Study Finds Emergency Contraception Less Available in Some Rural Pharmacies


One out of every 4 pharmacists in Georgia said emergency contraception was not available at the store and ended the call.

Patients in Georgia, and particularly those in rural towns, may have challenges finding emergency contraception at pharmacies, according to research from the University of Georgia.

Emergency contraception is a time-sensitive medication that must be taken soon after sex in order to be effective. However, only 57% of pharmacies in Georgia stocked levonorgestrel (Plan B), according to the study. Furthermore, less than 1% reported stocking the more effective, prescription-only emergency contraceptive ulipristal acetate (Ella).

Furthermore, rural pharmacies were even less likely to have levonorgestrel than stores in metropolitan areas. This lack of availability reflects historical challenges for women in rural and low-income areas who are seeking access to preventive care, including contraception. The findings suggest that poor access to emergency contraception could exacerbate already high rates of unintended and teen pregnancies in rural areas.

“Reproductive care can sometimes be hard to access, particularly in the South,” lead author Rebecca Stone said in a press release. “Georgia has poorer reproductive care outcomes than many other parts of the country, such as higher rates of unintended pregnancy and maternal mortality. Emergency contraception is like other reproductive health services: We need to take steps to ensure equal access for everybody in our state.”

In the study, investigators contacted 518 pharmacies in both metropolitan and rural areas of Georgia. Pharmacists were asked whether the store had “something that [they could] use after sex to not get pregnant.”

Most pharmacists discussed Plan B with the caller, regardless of whether it was in stock at the pharmacy. More than 10% of those who did not have it stocked still provided counseling to the patient and offered to order the drug or referred them to another pharmacy that may have the medication. However, 1 out of every 4 pharmacists said emergency contraception was not available at the store and ended the call.

Of the pharmacists who discussed Plan B as an option with the caller, 80% said the drug would not work or that they were unsure whether it would work after 72 hours. Although this follows the information in the package insert, it is outdated information. Plan B is most effective in the first 3 days after sex, but it can still help prevent pregnancy for up to 5 days, according to the study.

“In our current environment, pharmacists are extremely busy and may be hard-pressed to spend a lot of time answering patient questions and still get their work done,” Stone said in the press release. “They often rely on the manufacturer package insert information to answer questions, and in this case, it isn’t fully accurate. I think that unfairly sets pharmacists up to provide inaccurate information.”

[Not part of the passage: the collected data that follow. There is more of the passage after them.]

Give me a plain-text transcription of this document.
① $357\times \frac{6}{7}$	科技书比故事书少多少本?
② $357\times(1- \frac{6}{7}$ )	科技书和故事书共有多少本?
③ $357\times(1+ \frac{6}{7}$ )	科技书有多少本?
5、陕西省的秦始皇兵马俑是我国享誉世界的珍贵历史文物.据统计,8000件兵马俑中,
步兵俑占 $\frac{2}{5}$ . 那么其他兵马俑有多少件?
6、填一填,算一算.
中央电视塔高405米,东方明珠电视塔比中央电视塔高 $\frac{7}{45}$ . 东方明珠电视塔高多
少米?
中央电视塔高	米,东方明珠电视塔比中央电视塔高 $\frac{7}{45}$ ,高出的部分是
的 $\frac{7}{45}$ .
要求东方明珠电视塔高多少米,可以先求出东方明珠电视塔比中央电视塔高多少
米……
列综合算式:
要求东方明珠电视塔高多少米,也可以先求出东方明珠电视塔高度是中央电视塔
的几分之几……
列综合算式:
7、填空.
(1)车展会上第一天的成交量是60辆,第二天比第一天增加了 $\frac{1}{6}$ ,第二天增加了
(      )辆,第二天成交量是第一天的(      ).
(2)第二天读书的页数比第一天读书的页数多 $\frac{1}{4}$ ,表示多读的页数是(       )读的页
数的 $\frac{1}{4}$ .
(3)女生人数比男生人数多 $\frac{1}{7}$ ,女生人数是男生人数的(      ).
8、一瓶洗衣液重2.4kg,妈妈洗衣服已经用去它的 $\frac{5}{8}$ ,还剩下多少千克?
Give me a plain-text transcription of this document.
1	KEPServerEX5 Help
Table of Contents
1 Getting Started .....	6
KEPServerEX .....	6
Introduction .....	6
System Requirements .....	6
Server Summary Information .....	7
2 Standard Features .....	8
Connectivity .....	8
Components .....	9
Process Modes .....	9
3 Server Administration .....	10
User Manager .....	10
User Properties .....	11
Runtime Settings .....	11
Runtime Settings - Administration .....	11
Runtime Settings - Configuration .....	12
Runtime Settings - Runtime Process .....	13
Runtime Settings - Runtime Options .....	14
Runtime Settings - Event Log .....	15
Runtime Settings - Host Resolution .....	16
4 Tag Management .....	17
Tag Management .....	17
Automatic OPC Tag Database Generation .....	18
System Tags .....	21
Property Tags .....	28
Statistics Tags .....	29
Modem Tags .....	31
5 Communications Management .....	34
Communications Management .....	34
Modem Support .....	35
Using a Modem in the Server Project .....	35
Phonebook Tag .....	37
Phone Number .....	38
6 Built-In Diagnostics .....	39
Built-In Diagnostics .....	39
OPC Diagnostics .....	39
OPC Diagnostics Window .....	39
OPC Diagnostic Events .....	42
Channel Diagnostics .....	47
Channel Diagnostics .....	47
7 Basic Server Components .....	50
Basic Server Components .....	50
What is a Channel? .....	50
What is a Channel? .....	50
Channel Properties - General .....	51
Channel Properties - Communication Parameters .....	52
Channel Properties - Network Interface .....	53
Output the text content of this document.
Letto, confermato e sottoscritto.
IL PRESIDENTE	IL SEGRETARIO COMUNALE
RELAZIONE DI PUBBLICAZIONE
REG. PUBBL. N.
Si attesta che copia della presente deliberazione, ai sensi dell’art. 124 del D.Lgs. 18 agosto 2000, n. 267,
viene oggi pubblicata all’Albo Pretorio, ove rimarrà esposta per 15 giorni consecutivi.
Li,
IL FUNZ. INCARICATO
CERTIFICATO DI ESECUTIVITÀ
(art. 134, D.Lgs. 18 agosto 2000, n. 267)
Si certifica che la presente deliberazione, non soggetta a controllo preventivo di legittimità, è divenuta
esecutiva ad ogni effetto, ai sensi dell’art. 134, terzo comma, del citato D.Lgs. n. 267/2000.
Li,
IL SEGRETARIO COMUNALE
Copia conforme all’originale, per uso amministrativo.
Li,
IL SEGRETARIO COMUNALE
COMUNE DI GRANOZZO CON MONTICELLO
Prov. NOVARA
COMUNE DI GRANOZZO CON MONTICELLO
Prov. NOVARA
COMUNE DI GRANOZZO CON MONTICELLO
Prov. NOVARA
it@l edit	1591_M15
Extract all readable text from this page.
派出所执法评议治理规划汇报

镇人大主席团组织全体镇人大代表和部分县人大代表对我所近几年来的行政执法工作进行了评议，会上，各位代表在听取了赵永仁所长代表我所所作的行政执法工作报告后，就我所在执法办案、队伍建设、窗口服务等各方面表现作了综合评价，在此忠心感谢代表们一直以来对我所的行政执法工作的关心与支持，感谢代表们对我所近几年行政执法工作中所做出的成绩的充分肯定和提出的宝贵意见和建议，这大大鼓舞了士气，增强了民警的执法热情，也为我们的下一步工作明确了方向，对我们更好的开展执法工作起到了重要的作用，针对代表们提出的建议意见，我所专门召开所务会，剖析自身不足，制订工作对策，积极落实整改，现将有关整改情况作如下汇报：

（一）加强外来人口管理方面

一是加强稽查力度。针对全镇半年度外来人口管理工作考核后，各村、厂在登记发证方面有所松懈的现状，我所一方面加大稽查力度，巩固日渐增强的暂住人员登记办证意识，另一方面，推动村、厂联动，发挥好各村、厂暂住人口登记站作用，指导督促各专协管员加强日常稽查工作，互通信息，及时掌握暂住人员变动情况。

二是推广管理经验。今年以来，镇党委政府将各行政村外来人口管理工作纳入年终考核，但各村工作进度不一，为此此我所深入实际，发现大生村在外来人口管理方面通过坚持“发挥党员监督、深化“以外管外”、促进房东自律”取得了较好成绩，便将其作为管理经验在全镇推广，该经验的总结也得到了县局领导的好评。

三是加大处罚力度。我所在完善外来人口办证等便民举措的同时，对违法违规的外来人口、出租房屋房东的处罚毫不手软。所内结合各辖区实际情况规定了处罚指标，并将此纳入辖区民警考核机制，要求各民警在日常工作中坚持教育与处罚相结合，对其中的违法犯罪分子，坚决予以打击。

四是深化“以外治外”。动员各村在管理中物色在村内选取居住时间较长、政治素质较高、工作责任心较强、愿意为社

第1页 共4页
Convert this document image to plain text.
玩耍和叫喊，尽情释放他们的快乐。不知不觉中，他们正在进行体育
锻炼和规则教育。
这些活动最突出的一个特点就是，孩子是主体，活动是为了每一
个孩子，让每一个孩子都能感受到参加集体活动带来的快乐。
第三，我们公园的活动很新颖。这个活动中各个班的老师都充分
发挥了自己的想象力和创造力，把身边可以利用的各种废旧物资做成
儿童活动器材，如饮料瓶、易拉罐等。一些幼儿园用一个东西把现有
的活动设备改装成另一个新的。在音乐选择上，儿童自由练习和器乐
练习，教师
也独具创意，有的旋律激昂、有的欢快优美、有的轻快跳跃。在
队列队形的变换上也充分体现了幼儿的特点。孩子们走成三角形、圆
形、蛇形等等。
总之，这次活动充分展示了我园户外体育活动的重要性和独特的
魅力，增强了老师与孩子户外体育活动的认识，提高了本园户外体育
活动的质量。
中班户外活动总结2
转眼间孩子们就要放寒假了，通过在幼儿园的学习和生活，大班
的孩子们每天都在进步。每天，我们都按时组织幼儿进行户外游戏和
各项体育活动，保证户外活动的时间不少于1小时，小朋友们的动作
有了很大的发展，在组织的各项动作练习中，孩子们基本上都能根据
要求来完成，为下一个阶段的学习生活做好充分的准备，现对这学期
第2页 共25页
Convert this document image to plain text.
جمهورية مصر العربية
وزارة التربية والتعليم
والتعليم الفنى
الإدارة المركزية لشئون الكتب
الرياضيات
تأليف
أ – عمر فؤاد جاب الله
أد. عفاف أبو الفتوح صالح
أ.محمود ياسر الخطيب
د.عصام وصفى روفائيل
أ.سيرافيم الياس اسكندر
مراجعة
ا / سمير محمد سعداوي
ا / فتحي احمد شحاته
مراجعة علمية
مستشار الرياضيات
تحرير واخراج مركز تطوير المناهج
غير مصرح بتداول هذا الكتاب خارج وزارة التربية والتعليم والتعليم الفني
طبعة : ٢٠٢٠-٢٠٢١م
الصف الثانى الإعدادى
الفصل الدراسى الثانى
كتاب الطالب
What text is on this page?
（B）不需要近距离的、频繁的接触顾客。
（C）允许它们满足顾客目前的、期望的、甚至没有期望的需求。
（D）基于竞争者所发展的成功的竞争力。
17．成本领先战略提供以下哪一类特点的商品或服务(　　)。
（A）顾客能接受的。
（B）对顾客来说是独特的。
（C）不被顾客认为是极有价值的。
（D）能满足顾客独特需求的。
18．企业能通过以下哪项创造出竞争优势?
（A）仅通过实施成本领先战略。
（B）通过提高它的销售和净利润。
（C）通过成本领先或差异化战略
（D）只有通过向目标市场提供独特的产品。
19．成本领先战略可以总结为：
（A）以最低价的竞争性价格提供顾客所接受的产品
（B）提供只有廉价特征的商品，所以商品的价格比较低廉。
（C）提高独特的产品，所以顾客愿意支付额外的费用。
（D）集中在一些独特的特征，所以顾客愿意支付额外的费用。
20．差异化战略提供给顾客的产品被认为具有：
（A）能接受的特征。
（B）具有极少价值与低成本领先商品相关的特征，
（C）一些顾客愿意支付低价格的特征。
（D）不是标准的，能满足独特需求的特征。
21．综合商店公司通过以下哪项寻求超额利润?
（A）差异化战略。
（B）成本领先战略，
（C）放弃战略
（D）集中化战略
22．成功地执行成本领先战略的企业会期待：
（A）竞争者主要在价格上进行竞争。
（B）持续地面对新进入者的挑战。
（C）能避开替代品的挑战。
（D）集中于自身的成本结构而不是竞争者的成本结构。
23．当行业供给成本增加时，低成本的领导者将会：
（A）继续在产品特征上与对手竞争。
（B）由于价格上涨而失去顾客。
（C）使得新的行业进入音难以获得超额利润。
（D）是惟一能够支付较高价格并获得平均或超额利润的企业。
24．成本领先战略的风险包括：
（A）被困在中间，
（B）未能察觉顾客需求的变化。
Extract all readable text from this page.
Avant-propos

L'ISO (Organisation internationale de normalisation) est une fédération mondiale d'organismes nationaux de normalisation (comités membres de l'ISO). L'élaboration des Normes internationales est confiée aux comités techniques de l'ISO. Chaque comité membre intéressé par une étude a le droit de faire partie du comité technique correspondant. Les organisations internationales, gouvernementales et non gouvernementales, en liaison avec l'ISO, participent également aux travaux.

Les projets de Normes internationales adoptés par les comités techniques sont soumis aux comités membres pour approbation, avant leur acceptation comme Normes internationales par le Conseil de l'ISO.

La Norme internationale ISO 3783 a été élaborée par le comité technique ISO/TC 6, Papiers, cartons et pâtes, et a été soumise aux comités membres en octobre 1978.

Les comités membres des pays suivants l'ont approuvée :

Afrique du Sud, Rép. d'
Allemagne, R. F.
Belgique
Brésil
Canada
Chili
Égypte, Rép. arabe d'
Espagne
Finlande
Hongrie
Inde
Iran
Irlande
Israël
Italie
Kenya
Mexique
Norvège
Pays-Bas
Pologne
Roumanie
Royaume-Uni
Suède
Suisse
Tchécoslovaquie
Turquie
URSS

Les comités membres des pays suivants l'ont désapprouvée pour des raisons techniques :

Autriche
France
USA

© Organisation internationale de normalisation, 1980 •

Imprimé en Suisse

The study authors noted that in many European countries, ulipristal acetate is sold OTC. However, the United States is often slower to grant medications OTC status, and reproductive health medications receive an extra level of scrutiny over other medications. As a result, many health professionals are not even aware that an alternative to Plan B exists.

Less than 2% of pharmacists contacted in the study mentioned ulipristal acetate as an option for emergency contraception, and only 0.4% told the caller it was in stock at their pharmacy. A follow-up call showed that around 3% of the pharmacists actually did have the medication in stock.

“Ella works better at preventing pregnancies than Plan B, particularly for women who are overweight or are using emergency contraception 4 to 5 days after sex,” Stone said in the press release. “But studies have shown that many physicians don’t know this drug is available. Patients don’t know about it. And our research showed that most Georgia pharmacists don’t know about it either.”

Stone added that she is working with industry partners to offer continuing education courses on emergency contraception.

“I’m a strong advocate for pharmacist-prescribed contraception and emergency contraception because it expands patient access to these products,” Stone said in the press release. “In states where pharmacists prescribe these products, pharmacists have more opportunities to keep their clinical skills fresh with continuing education courses that are developed as part of their state prescribing protocols. And if they’re prescribing it, they may be more likely to keep it in stock.”


Emergency contraception is hard to find in Georgia, rural pharmacies. News release. EurekAlert; February 10, 2022. Accessed February 11, 2022.